EA: I keep thinking about that quote from NASA Jared that really sent you over the edge, that “it’s not good for scientists to dive into controversial topics” like climate. And it occurs to me, who else besides scientists would you want to dive into controversial topics? What do we lose by avoiding federal scientists diving into controversial topics?
KM: A lot. Especially because this is not a hypothetical. Climate change is happening. It’s happening now. It will continue to happen.
And as it gets worse and worse, we’re gonna start seeing ideas being floated, right? We’re gonna start seeing people saying, well, let’s try to somehow refreeze the ice sheets. Let’s try to suck carbon dioxide out of the air and bury it. Let’s try to block the sun by spraying particles into the stratosphere.
All of those things are controversial and all of those things are going to require trusted scientific input. I’m not saying scientists should make these decisions. But I do think that we need to have that information on the table to make decisions. And if we don’t have a knowledge base, that is incredibly dangerous.
EA: You’re saying that the federal government is the best place to do that type of science, to be the arbiter of this research, right? Can you tell me a little more about why you think that is?
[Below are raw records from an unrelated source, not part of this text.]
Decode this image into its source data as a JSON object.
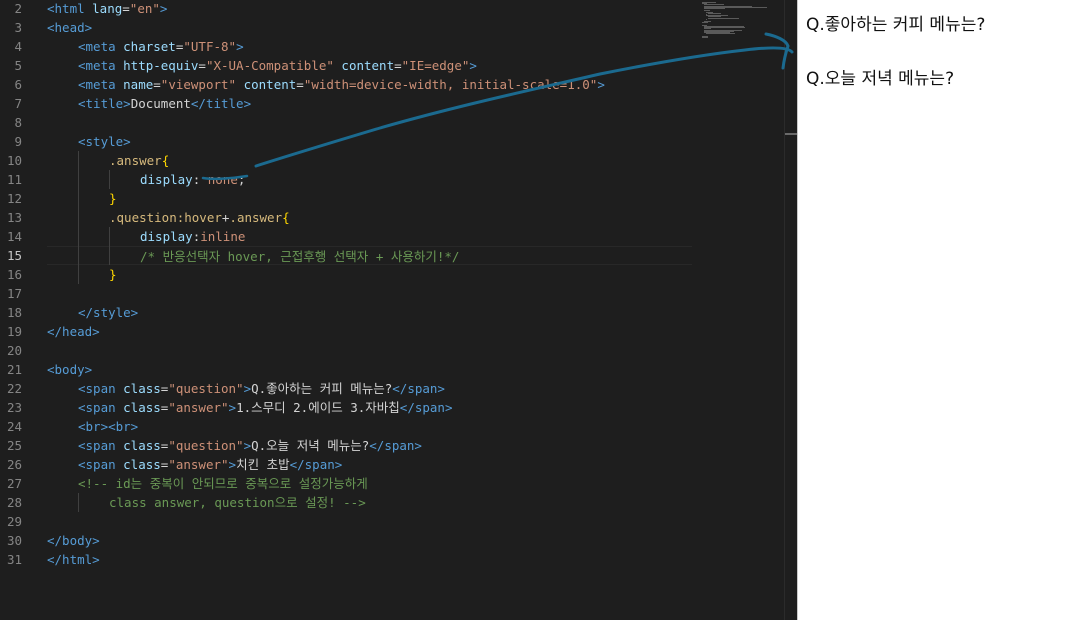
{
  "editor": {
    "active_line": "15",
    "lines": [
      {
        "no": "2",
        "indent": 0,
        "tokens": [
          {
            "c": "t-tag",
            "t": "<html "
          },
          {
            "c": "t-attr",
            "t": "lang"
          },
          {
            "c": "t-txt",
            "t": "="
          },
          {
            "c": "t-str",
            "t": "\"en\""
          },
          {
            "c": "t-tag",
            "t": ">"
          }
        ]
      },
      {
        "no": "3",
        "indent": 0,
        "tokens": [
          {
            "c": "t-tag",
            "t": "<head>"
          }
        ]
      },
      {
        "no": "4",
        "indent": 1,
        "tokens": [
          {
            "c": "t-tag",
            "t": "<meta "
          },
          {
            "c": "t-attr",
            "t": "charset"
          },
          {
            "c": "t-txt",
            "t": "="
          },
          {
            "c": "t-str",
            "t": "\"UTF-8\""
          },
          {
            "c": "t-tag",
            "t": ">"
          }
        ]
      },
      {
        "no": "5",
        "indent": 1,
        "tokens": [
          {
            "c": "t-tag",
            "t": "<meta "
          },
          {
            "c": "t-attr",
            "t": "http-equiv"
          },
          {
            "c": "t-txt",
            "t": "="
          },
          {
            "c": "t-str",
            "t": "\"X-UA-Compatible\""
          },
          {
            "c": "t-txt",
            "t": " "
          },
          {
            "c": "t-attr",
            "t": "content"
          },
          {
            "c": "t-txt",
            "t": "="
          },
          {
            "c": "t-str",
            "t": "\"IE=edge\""
          },
          {
            "c": "t-tag",
            "t": ">"
          }
        ]
      },
      {
        "no": "6",
        "indent": 1,
        "tokens": [
          {
            "c": "t-tag",
            "t": "<meta "
          },
          {
            "c": "t-attr",
            "t": "name"
          },
          {
            "c": "t-txt",
            "t": "="
          },
          {
            "c": "t-str",
            "t": "\"viewport\""
          },
          {
            "c": "t-txt",
            "t": " "
          },
          {
            "c": "t-attr",
            "t": "content"
          },
          {
            "c": "t-txt",
            "t": "="
          },
          {
            "c": "t-str",
            "t": "\"width=device-width, initial-scale=1.0\""
          },
          {
            "c": "t-tag",
            "t": ">"
          }
        ]
      },
      {
        "no": "7",
        "indent": 1,
        "tokens": [
          {
            "c": "t-tag",
            "t": "<title>"
          },
          {
            "c": "t-txt",
            "t": "Document"
          },
          {
            "c": "t-tag",
            "t": "</title>"
          }
        ]
      },
      {
        "no": "8",
        "indent": 0,
        "tokens": []
      },
      {
        "no": "9",
        "indent": 1,
        "tokens": [
          {
            "c": "t-tag",
            "t": "<style>"
          }
        ]
      },
      {
        "no": "10",
        "indent": 2,
        "tokens": [
          {
            "c": "t-sel",
            "t": ".answer"
          },
          {
            "c": "t-brace",
            "t": "{"
          }
        ]
      },
      {
        "no": "11",
        "indent": 3,
        "tokens": [
          {
            "c": "t-prop",
            "t": "display"
          },
          {
            "c": "t-txt",
            "t": ": "
          },
          {
            "c": "t-val",
            "t": "none"
          },
          {
            "c": "t-txt",
            "t": ";"
          }
        ]
      },
      {
        "no": "12",
        "indent": 2,
        "tokens": [
          {
            "c": "t-brace",
            "t": "}"
          }
        ]
      },
      {
        "no": "13",
        "indent": 2,
        "tokens": [
          {
            "c": "t-sel",
            "t": ".question:hover"
          },
          {
            "c": "t-txt",
            "t": "+"
          },
          {
            "c": "t-sel",
            "t": ".answer"
          },
          {
            "c": "t-brace",
            "t": "{"
          }
        ]
      },
      {
        "no": "14",
        "indent": 3,
        "tokens": [
          {
            "c": "t-prop",
            "t": "display"
          },
          {
            "c": "t-txt",
            "t": ":"
          },
          {
            "c": "t-val",
            "t": "inline"
          }
        ]
      },
      {
        "no": "15",
        "indent": 3,
        "tokens": [
          {
            "c": "t-com",
            "t": "/* 반응선택자 hover, 근접후행 선택자 + 사용하기!*/"
          }
        ]
      },
      {
        "no": "16",
        "indent": 2,
        "tokens": [
          {
            "c": "t-brace",
            "t": "}"
          }
        ]
      },
      {
        "no": "17",
        "indent": 0,
        "tokens": []
      },
      {
        "no": "18",
        "indent": 1,
        "tokens": [
          {
            "c": "t-tag",
            "t": "</style>"
          }
        ]
      },
      {
        "no": "19",
        "indent": 0,
        "tokens": [
          {
            "c": "t-tag",
            "t": "</head>"
          }
        ]
      },
      {
        "no": "20",
        "indent": 0,
        "tokens": []
      },
      {
        "no": "21",
        "indent": 0,
        "tokens": [
          {
            "c": "t-tag",
            "t": "<body>"
          }
        ]
      },
      {
        "no": "22",
        "indent": 1,
        "tokens": [
          {
            "c": "t-tag",
            "t": "<span "
          },
          {
            "c": "t-attr",
            "t": "class"
          },
          {
            "c": "t-txt",
            "t": "="
          },
          {
            "c": "t-str",
            "t": "\"question\""
          },
          {
            "c": "t-tag",
            "t": ">"
          },
          {
            "c": "t-txt",
            "t": "Q.좋아하는 커피 메뉴는?"
          },
          {
            "c": "t-tag",
            "t": "</span>"
          }
        ]
      },
      {
        "no": "23",
        "indent": 1,
        "tokens": [
          {
            "c": "t-tag",
            "t": "<span "
          },
          {
            "c": "t-attr",
            "t": "class"
          },
          {
            "c": "t-txt",
            "t": "="
          },
          {
            "c": "t-str",
            "t": "\"answer\""
          },
          {
            "c": "t-tag",
            "t": ">"
          },
          {
            "c": "t-txt",
            "t": "1.스무디 2.에이드 3.자바칩"
          },
          {
            "c": "t-tag",
            "t": "</span>"
          }
        ]
      },
      {
        "no": "24",
        "indent": 1,
        "tokens": [
          {
            "c": "t-tag",
            "t": "<br><br>"
          }
        ]
      },
      {
        "no": "25",
        "indent": 1,
        "tokens": [
          {
            "c": "t-tag",
            "t": "<span "
          },
          {
            "c": "t-attr",
            "t": "class"
          },
          {
            "c": "t-txt",
            "t": "="
          },
          {
            "c": "t-str",
            "t": "\"question\""
          },
          {
            "c": "t-tag",
            "t": ">"
          },
          {
            "c": "t-txt",
            "t": "Q.오늘 저녁 메뉴는?"
          },
          {
            "c": "t-tag",
            "t": "</span>"
          }
        ]
      },
      {
        "no": "26",
        "indent": 1,
        "tokens": [
          {
            "c": "t-tag",
            "t": "<span "
          },
          {
            "c": "t-attr",
            "t": "class"
          },
          {
            "c": "t-txt",
            "t": "="
          },
          {
            "c": "t-str",
            "t": "\"answer\""
          },
          {
            "c": "t-tag",
            "t": ">"
          },
          {
            "c": "t-txt",
            "t": "치킨 초밥"
          },
          {
            "c": "t-tag",
            "t": "</span>"
          }
        ]
      },
      {
        "no": "27",
        "indent": 1,
        "tokens": [
          {
            "c": "t-com",
            "t": "<!-- id는 중복이 안되므로 중복으로 설정가능하게"
          }
        ]
      },
      {
        "no": "28",
        "indent": 2,
        "tokens": [
          {
            "c": "t-com",
            "t": "class answer, question으로 설정! -->"
          }
        ]
      },
      {
        "no": "29",
        "indent": 0,
        "tokens": []
      },
      {
        "no": "30",
        "indent": 0,
        "tokens": [
          {
            "c": "t-tag",
            "t": "</body>"
          }
        ]
      },
      {
        "no": "31",
        "indent": 0,
        "tokens": [
          {
            "c": "t-tag",
            "t": "</html>"
          }
        ]
      }
    ]
  },
  "preview": {
    "question_1": "Q.좋아하는 커피 메뉴는?",
    "question_2": "Q.오늘 저녁 메뉴는?"
  },
  "colors": {
    "editor_bg": "#1e1e1e",
    "preview_bg": "#ffffff",
    "annotation_ink": "#1b6a8f"
  }
}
KM: Most basic science is federally funded. Even if there’s a university doing scientific research, a lot of that funding will come from federal sources. And the reason we do that is everybody benefits from this, but there’s no clear profit motive to find out stuff about the world. Once you find out stuff, then there is a clear profit motive to use it. But there has been this recognition that that can’t be left to the private sector.
There’s been this consensus ever since World War II that this is a good thing, that we get enormous return on investment for every dollar that we spend on research and development. And I think the fact that we spend more on research and development than any other country, and we have the biggest economy—those two things are not separate from each other.
EA: I also want to go back to what you were talking about, spraying aerosols in the atmosphere and using geoengineering. I recently came across this excerpt from your book in the Wall Street Journal. The headline is, “To fight climate change, we need to start hacking nature.” It kind of makes it seem like you’re saying that in order to fight climate change, we need to start geoengineering the planet. Is that what you were saying?